Quelques exemples vont suffire à illustrer « la politique dans l'ensemble correcte de la C.G.T. ».Nous l'avons vu, c'est à l'initiative des postiers de Bordeaux qu'a démarré la grève générale. Le 5 août, la Fédération postale F.O. lançait le mot d'ordre de grève générale illimitée de la corporation. La fédération C.G.T., elle, appuyait le mouvement, mais sans lancer le mot d'ordre de grève générale, bien que ses militants le lui aient demandé. A la R.A.T.P., un premier débrayage était imposé par les travailleurs le vendredi 7 août. Alors que de TOUS les dépôts, terminus, ateliers, etc.... depuis le matin 8 heures, l'ordre de grève était réclamé à TOUS les syndicats - le premier qui donnera l'ordre de grève sera suivi par TOUT le personnel - il faudra attendre 11 h 20 pour que, ensemble, ils donnent l'ordre de grève. L'enthousiasme était incroyable, bientôt suivi d'amertume et de colère : l'ordre de grève était limité jusqu'au soir minuit. La grève s'étendait comme une traînée de poudre : électriciens, gaziers, cheminots, travailleurs de la R.A.T.P., etc..., débrayaient spontanément au cours de la journée du mardi 11 août ; alors les organisations syndicales, sur proposition de la C.G.T., donnèrent un ordre de grève de 24 heures pour le lendemain mercredi, qu'ils renouvelleront le jeudi, et ainsi de suite.
Au cours de la phase ascendante du mouvement, l'appareil de la C.G.T. fut, à tous les niveaux, le poids lourd de la grève. Il lui aurait suffi de prendre la tête, de proposer un programme général de la grève, d'appeler partout à la formation de Comités de grève, jusquau comité central de la grève générale, de donner l'ordre de grève générale, d'appeler la grève à prendre possession de la rue, de l'unifier en coulant dans une puissante manifestation de masse toutes les corporations en lutte pour en faire la classe en marche. « Gauchisme ? » Qui ne se rend pas compte de ce que signifient cinq millions de travailleurs se mettant en grève spontanément, par leurs propres moyens, n'a jamais participé à une grève ou est imperméable à la compréhension de la lutte des classes.
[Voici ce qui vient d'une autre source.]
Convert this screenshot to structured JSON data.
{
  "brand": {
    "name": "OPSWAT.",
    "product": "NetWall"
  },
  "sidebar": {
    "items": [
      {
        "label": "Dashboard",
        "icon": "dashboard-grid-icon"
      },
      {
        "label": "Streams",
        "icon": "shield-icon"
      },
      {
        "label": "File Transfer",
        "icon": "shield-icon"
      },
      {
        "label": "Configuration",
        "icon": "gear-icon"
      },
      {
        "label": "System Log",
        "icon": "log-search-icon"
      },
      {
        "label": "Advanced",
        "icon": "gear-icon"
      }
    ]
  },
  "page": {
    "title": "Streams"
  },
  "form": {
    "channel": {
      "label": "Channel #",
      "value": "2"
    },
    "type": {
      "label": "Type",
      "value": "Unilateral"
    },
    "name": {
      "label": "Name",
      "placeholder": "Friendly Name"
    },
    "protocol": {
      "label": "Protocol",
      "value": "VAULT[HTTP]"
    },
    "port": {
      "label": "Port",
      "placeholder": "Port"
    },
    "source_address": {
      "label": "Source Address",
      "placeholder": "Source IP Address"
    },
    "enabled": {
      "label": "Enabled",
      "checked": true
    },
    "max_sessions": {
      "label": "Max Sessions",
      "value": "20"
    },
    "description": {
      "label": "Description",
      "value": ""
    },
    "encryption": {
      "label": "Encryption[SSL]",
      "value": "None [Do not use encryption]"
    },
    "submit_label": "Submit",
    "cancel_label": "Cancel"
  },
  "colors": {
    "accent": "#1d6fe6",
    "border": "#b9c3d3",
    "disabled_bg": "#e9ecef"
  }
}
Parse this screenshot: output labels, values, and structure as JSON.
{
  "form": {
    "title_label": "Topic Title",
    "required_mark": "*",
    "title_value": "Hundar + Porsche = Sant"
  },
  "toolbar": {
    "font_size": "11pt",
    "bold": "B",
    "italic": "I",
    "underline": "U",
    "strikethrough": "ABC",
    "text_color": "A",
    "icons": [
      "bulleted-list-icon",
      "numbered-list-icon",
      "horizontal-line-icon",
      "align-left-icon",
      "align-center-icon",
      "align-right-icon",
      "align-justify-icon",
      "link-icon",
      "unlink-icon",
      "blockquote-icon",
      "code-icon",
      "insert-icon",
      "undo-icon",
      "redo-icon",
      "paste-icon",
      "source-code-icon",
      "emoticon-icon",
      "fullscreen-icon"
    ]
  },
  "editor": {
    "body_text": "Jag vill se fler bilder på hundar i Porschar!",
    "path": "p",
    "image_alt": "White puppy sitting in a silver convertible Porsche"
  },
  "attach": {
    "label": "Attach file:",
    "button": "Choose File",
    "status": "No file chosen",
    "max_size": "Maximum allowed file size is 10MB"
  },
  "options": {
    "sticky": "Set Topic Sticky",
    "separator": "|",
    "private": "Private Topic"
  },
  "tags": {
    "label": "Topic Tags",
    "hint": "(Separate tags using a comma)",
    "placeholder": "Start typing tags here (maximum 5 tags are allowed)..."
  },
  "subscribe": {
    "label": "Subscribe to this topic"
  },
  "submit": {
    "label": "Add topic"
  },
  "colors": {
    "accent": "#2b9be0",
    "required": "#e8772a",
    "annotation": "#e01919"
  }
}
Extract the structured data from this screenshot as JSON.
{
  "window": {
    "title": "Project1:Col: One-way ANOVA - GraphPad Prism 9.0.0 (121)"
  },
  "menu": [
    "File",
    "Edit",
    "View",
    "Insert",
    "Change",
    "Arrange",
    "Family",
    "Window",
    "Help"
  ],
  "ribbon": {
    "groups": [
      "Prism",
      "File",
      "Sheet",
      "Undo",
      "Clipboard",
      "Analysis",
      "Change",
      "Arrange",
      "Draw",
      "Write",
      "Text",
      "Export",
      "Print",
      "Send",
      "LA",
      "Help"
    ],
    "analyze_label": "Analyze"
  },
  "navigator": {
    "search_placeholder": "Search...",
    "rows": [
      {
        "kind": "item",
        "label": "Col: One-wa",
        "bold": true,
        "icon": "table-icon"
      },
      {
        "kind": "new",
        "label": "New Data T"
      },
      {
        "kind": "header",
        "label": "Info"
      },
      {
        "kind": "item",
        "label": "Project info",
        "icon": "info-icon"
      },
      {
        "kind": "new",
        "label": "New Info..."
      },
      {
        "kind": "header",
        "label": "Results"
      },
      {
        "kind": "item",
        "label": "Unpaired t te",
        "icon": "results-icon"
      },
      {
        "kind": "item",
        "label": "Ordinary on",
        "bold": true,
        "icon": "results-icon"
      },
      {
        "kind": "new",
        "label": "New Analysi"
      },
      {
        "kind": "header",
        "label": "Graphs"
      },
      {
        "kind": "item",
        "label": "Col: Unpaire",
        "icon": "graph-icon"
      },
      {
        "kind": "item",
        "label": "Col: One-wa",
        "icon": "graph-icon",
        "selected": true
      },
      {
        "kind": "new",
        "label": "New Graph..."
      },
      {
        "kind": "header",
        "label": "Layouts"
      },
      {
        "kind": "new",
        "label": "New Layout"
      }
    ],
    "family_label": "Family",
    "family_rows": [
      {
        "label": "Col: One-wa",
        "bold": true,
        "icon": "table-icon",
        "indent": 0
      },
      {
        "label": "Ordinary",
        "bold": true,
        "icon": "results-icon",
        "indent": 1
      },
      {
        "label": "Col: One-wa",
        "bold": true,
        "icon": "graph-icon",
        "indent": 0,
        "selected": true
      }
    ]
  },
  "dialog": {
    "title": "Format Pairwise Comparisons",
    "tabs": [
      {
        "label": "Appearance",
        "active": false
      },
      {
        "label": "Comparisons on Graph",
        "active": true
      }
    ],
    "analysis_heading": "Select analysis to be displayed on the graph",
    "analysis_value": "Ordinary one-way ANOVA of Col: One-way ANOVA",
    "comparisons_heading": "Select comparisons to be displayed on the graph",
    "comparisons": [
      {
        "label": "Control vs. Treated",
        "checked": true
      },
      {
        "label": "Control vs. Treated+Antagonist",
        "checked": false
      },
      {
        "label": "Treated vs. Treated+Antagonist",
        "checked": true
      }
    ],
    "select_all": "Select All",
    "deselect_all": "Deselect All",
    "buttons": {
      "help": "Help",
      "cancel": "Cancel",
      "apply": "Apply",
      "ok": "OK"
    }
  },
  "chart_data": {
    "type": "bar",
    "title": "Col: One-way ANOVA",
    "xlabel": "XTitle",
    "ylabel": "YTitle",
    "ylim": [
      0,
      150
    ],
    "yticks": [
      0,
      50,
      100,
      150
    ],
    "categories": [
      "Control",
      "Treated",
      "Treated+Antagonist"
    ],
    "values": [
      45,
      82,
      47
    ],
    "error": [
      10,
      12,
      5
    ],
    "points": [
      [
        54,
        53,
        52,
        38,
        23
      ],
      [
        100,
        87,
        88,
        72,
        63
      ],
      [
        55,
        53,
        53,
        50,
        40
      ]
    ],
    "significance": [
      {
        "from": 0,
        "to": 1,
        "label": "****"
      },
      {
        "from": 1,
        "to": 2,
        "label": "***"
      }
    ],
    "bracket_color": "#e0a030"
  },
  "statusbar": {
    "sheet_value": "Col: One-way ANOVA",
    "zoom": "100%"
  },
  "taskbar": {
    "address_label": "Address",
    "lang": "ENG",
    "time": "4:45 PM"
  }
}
Les revendications mises en avant par les travailleurs eux-mêmes ? Il suffisait, dans la période ascendante du mouvement, de prononcer à une tribune : « A bas Laniel ! », pour être applaudi frénétiquement. En portant atteinte aux régimes de maladie et de retraite, le gouvernement fournissait - par une faute de calcul tactique - le mot d'ordre unificateur, commun, qui permettait, après des années de mouvements partiellisés, le combat « tous ensemble » . Les travailleurs l'utilisaient - à défaut d'autres, que se refusaient à lancer les directions ouvrières. Voilà ce que prouvaient la grève et la façon dont elle s'était réalisée. Non seulement la classe ouvrière était prête à reprendre toute revendication au niveau le plus élevé, mais le mouvement en avait besoin pour garder son unité et croître en puissance.